Although labeling President George W. Bush ’68 a bully in a published work might intimidate most writers, Kennedy-Shaffer said his passion for politics and for discovery and revelation of the truth override the inhibitions that could hinder such pursuits. At Yale, he is usually referred to as “AKS” and will long be remembered for his decision to pose naked on the cover of Rumpus magazine to further his Yale College Council campaign.

Former YCC Vice President Marissa Brittenham ’07 said Kennedy-Shaffer always “contributed his whole self” to the YCC, though some of his work caused conflict because it involved criticizing the organization itself. The nature of his book, Brittenham said, is consistent with his efforts to be a reformer and concentrate on “scandals and wrongdoings” on the YCC.

“[The book is] a very Alan kind of thing,” Brittenham said. “He was always dedicated to getting publicity for the projects he worked on.”

Merely mentioning Kennedy-Shaffer’s name to upperclassmen on campus tends to elicit various suggestive responses: raised eyebrows, long-winded sighs, nostalgic grins and snorts, or more often than not, all of the above.

Kennedy-Shaffer said his work is nothing less than an “academic study”, a statistical analysis of rhetoric and public opinion that intentionally avoids the coloring of featured material with partisanship.

The book, Kennedy-Shaffer said, is composed of three essential parts, each of which is an extension of the research he began at Yale during his senior year. The first part discusses the history of presidential rhetoric, and the second follows with a carefully constructed literature review. The review is specific to the Iraq war and the speeches Bush has delivered up until the present on the issue. The book concludes with an extensive statistical analysis comparing various accounts of the war and their subsequent effect on public opinion.

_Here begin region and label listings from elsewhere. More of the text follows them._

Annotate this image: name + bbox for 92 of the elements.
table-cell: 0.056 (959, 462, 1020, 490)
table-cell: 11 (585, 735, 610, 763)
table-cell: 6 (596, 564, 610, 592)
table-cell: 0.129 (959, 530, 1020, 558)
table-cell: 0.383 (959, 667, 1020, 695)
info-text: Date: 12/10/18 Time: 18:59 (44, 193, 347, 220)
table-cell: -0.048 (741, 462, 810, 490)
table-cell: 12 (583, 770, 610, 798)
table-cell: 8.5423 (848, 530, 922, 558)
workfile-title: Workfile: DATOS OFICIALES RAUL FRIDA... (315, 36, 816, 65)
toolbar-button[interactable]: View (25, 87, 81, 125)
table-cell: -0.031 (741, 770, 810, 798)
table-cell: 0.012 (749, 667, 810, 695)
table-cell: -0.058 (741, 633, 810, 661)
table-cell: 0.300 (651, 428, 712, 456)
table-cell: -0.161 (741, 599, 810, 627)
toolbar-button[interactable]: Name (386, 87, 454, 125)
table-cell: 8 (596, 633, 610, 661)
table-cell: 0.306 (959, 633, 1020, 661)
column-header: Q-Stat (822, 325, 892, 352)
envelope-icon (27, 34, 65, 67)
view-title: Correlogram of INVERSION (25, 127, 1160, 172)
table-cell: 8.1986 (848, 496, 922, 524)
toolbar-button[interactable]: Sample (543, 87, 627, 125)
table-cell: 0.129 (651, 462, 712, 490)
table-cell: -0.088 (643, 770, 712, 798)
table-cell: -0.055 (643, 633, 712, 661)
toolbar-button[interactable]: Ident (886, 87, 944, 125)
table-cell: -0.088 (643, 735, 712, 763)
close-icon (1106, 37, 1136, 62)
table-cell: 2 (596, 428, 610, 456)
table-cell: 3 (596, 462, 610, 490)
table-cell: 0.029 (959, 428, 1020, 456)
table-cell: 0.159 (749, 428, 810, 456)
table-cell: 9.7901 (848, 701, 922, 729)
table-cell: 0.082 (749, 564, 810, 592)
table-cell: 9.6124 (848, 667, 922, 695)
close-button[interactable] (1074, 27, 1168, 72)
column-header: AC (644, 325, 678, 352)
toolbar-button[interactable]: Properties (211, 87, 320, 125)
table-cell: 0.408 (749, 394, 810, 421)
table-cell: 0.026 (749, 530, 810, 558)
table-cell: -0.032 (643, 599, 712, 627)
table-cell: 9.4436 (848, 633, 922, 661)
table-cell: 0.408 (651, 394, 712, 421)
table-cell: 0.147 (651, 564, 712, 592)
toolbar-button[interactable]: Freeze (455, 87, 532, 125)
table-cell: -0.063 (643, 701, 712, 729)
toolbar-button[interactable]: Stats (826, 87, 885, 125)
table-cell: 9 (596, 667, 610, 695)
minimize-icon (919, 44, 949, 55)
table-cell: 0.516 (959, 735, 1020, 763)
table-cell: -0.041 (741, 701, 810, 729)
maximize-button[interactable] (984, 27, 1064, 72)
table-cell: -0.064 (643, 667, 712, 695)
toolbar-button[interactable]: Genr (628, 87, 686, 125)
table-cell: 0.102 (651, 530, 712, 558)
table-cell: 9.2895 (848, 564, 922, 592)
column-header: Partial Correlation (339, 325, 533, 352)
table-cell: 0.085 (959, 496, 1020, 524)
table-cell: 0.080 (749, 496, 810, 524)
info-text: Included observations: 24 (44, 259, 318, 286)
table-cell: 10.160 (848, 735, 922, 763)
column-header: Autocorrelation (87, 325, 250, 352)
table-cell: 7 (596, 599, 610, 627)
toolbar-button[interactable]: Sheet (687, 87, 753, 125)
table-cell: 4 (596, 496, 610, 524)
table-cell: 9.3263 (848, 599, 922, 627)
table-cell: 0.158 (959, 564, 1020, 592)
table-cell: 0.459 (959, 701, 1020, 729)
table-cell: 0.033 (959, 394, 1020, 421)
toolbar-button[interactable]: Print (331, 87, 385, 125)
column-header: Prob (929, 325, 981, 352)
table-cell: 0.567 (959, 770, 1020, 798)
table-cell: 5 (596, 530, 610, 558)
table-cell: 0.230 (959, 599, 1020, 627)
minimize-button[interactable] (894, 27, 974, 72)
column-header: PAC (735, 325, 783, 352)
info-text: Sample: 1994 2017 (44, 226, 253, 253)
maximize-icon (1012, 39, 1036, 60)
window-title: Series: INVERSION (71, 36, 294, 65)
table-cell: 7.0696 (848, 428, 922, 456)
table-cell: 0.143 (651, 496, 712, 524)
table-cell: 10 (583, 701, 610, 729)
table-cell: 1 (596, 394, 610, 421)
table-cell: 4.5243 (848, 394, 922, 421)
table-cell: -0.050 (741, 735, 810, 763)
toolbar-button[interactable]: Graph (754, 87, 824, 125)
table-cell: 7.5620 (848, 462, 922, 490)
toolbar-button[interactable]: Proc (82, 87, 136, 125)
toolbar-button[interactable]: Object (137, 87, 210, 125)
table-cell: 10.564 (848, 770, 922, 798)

Political science professor Stanley Flink, who advised Kennedy-Shaffer’s senior project, said Kennedy-Shaffer was the kind of student who was clearly interested in the material and always contributed to discussions. The fact that Kennedy-Shaffer has become a published author less than a year out of college did not surprise Flink, both because of Kennedy-Shaffer’s passion for the subject matter and because of the changing nature of the publishing industry.

“Publishing has changed radically from the old days,” Flink said. “[Now] there are so many small publishers, and digital publishing and opportunities are greater than they used to be.”

But some who knew him during his time at Yale said they question Kennedy-Shaffer’s credibility as an authority on the subject.

“Most people I know are pretty skeptical about the whole thing,” one Davenport senior said. “How is Alan Kennedy-Shaffer qualified to write what he deems the ‘essential’ volume on Bush’s rhetoric?”

Despite such views regarding his legitimacy as a source on Bush’s rhetoric, Kennedy-Shaffer expressed a deep sense of commitment to his work. He said he views his book not only as a project that happened to expand but also a duty imposed on him by the knowledge his research uncovered. And at the end of his senior year, when his paper came to a close, he did not feel the typical relief that comes at the conclusion of a massive project. For Kennedy-Shaffer, the task was incomplete.

“I had more to say,” he said. “I felt obligated to myself to finish.”

Yet even with a book to his name, a bachelor’s degree in political science from Yale and a promising legal education in his future, Kennedy-Shaffer is far from finished. He plans to use his legal education to move directly into politics and government. He admits that writing another book is a definite possibility, though he has no plans to begin a new project in the immediate future.

“I haven’t gotten that far yet,” he said. “I’m still involved in promoting ‘Denial and Deception’ and responding to people’s questions.”

Although Kennedy-Shaffer has been busy promoting his book, he has been in contact with some of the Yale professors who he said were integral to the birth of “Denial and Deception”. He spoke fondly of political science professors John Lapinski and Flink, the former helping with the statistical aspect of the project and the latter aiding Kennedy-Shaffer in the conception of the “bigger picture”.

For aspiring authors, Kennedy-Shaffer has a paradoxical recommendation: Don’t think about writing a book.

“If I had set out to write a book about the war in Iraq, I would probably not have completed it,” Kennedy-Shaffer said. “Having a much smaller goal in mind really turned into [something] much bigger.”